Vor 29 353 Zuschauern sorgten zweimal Gekas (6. und 26.) und Adrian Ramos (8.) früh für eine 3:0-Führung der Berliner. Die Wolfsburger, deren jüngste Erfolgsserie mit vier Erfolgen in Folge gerissen ist, kamen zwischenzeitlich durch den kurz zuvor eingewechselten Grafite heran (36.), doch Gekas (63.) und erneut Ramos (84.) sorgten in der zweiten Halbzeit für die endgültige Entscheidung und den höchsten Auswärtssieg seit dem 28. Januar 1978 (5:0 bei Eintracht Frankfurt).

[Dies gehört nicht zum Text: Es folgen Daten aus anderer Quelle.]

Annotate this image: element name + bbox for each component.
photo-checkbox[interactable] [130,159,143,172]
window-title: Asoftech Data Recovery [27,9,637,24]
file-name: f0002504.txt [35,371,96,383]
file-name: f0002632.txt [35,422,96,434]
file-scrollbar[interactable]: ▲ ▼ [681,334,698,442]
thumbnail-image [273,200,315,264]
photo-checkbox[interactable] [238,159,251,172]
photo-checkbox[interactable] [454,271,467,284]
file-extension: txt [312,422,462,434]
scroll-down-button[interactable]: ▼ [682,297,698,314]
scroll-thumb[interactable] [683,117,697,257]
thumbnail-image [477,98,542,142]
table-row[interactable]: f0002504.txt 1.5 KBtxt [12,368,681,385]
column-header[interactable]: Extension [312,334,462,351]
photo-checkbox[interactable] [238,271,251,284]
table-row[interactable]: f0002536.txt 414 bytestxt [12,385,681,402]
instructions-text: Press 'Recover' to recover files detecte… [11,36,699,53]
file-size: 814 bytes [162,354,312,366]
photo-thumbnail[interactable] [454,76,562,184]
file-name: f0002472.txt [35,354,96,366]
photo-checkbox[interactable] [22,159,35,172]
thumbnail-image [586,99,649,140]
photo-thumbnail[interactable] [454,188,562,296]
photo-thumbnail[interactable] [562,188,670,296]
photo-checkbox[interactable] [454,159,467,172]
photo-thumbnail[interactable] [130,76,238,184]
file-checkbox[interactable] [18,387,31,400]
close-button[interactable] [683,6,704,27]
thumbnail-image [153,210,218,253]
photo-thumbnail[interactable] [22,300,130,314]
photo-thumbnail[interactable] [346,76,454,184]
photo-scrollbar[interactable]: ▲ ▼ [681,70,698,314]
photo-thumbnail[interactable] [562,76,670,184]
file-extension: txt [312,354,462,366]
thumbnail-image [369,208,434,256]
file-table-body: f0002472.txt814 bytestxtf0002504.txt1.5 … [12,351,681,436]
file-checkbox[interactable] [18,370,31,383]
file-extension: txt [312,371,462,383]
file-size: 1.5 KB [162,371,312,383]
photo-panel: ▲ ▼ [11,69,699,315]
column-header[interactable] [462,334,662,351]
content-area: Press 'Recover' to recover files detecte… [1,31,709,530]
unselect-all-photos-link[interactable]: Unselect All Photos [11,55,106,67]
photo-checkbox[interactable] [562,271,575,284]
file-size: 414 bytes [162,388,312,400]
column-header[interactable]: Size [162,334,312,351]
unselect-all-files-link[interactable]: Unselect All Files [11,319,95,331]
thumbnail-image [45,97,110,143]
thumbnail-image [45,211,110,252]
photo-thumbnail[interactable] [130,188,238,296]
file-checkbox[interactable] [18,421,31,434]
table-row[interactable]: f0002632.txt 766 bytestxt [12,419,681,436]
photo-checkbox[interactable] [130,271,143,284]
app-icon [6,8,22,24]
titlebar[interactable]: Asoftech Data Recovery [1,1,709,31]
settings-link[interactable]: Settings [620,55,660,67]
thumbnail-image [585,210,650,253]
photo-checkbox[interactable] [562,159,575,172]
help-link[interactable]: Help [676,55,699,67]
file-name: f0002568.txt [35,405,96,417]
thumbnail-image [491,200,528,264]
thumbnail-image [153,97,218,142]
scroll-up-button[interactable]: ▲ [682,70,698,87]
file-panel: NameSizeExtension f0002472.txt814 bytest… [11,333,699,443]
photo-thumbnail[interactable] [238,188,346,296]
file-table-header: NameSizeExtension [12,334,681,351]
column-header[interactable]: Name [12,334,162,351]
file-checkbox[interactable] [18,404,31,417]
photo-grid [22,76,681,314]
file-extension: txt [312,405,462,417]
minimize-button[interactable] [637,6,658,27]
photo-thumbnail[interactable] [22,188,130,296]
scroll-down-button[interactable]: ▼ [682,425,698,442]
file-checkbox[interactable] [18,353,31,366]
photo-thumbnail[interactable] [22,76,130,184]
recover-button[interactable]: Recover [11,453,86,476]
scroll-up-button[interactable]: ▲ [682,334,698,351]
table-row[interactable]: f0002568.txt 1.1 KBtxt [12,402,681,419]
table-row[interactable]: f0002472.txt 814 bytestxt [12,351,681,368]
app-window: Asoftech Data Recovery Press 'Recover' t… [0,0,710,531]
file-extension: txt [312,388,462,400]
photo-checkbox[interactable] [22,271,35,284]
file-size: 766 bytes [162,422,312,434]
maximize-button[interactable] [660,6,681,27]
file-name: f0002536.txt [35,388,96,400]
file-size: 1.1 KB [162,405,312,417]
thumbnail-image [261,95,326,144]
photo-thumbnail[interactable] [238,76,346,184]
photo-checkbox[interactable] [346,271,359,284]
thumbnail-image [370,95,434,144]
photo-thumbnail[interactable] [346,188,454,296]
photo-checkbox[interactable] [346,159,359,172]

"Das hätte ich nicht für möglich gehalten. Nach der Niederlage gegen Nürnberg waren die Köpfe einige Tage unten. Wir haben uns davon aber freigemacht und richtig gut trainiert", sagte Funkel. "Jetzt müssen wir zuhause versuchen nachzulegen." Funkel hatte sich durch den Einsatz des Brasilianers Raffael sowie des Angriffs-Duos Gekas/Ramos für eine offensive Startelf entschieden und wurde umgehend für seinen Mut belohnt. Auf Hereingabe von Raffael erzielte Gekas das 1:0. Die VfL-Abwehr bedrängte den Griechen beim Abschluss aber kaum und zeigte sich wie so oft im ersten Durchgang viel zu unentschlossen.

Doch auch in Hälfte zwei lief kaum etwas zusammen. Zumal sich die Hertha trotz ihrer prekären Tabellensituation nicht aus der Ruhe bringen ließ und dagegenhielt. So hätte Cicero mit einem Fernschuss weiter erhöhen können, verfehlte aber das Tor der Niedersachsen (55.). Gekas machte es acht Minuten später besser und komplettierte seinen Dreierpack. "Wir haben uns noch längst nicht aufgegeben", verkündete Abwehrchef Arne Friedrich fast schon trotzig. "Wir werden weiter an uns arbeiten und an unsere Chance glauben."